Wildlife workers in boats struggled unsuccessfully Wednesday to coax nearly four dozen pilot whales out of dangerous shallow waters in Florida’s Everglades National Park, hoping to spare them the fate of 10 others that already had died. The whales are stranded in a remote area near Highland Beach, the western boundary of Everglades National Park and about 20 miles east of where they normally live. It takes more than an hour to reach the spot from the nearest boat ramp and there is no cellphone service, complicating rescue efforts. Rescuers were trying to surround the whales, which were in roughly 3 feet of salt water about 75 feet from shore, and herd them back to sea, but so far the whales are not cooperating. The short-finned pilot whales typically live in very deep water and are known for their close-knit social groups, meaning if one whale gets stuck or stays behind, the others are likely to stay behind or even beach themselves as well. Pilot whales are among the largest of the oceanic dolphins, exceeded in size only by the killer whale.
Arctic air has spread across the western states and into the Plains and Upper Midwest Wednesday with temperatures falling as low as 37 degrees below zero in Wyoming.

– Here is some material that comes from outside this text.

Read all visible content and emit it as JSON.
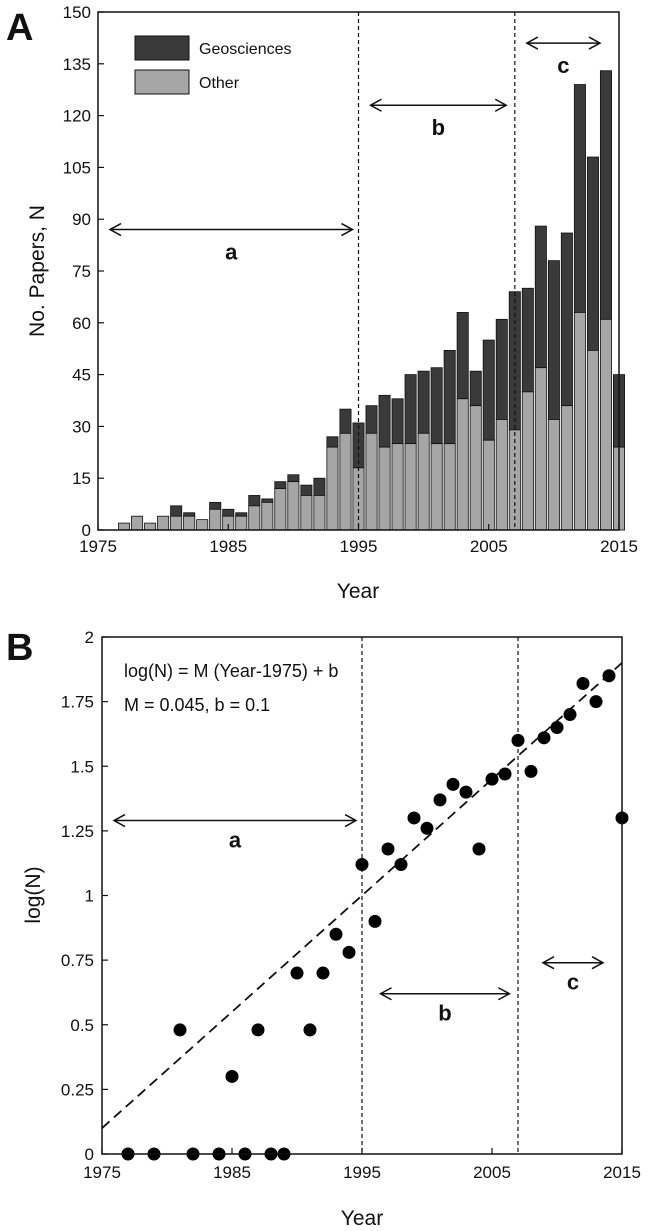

Denver recorded a low of 13 degrees below zero which beat the old record of 5 degrees below zero set in 2008. Other record lows included Ely, Nevada (-17), Great Falls, Montana (-23) and Medford, Oregon (-18). Wednesday’s official high in Dallas was 80 but Thursday night brought freezing rain, sleet and a low in the 20s. It’s turned travel into a nightmare, left regions freezing in bone-chilling darkness, and made snow over the neon lights of Las Vegas a possibility.
A treacherous ice storm coated everything in its path Thursday with up to an inch of frozen water from Texas to Tennessee where 426,000 electricity customers are without power. The governors of Tennessee and Arkansas declared states of emergency ahead of the storm. More than 181,000 customers were without power in the Dallas-Fort Worth metro area as of Friday morning. People across the country prepared for icy conditions expected to last through the weekend after cold rain and winds lashed the south-central U.S. on Friday, killing at least four, disrupting thousands of flights, and knocking out power to hundreds of thousands.
Gale-force winds hit Scotland on Thursday, leaving thousands of homes without electricity. Winds gusting up to 114 miles per hour were measured in the Scottish Highlands, and many roads and bridges were closed. All train services in Scotland were suspended. Thousands of people in Britain face a second day of flooding Friday as the country confronts its worst tidal surge in 60 years after a powerful storm with hurricane-force gusts roared across northern Europe. Traffic ground to a halt on icy highways and train service was canceled in large parts of Sweden. Tens of thousands of people lost electricity. Scores of flights were canceled at airports in Sweden, Denmark, Norway, Germany and Poland. More than 1,000 people spent the night at Copenhagen airport where 200 flights were canceled.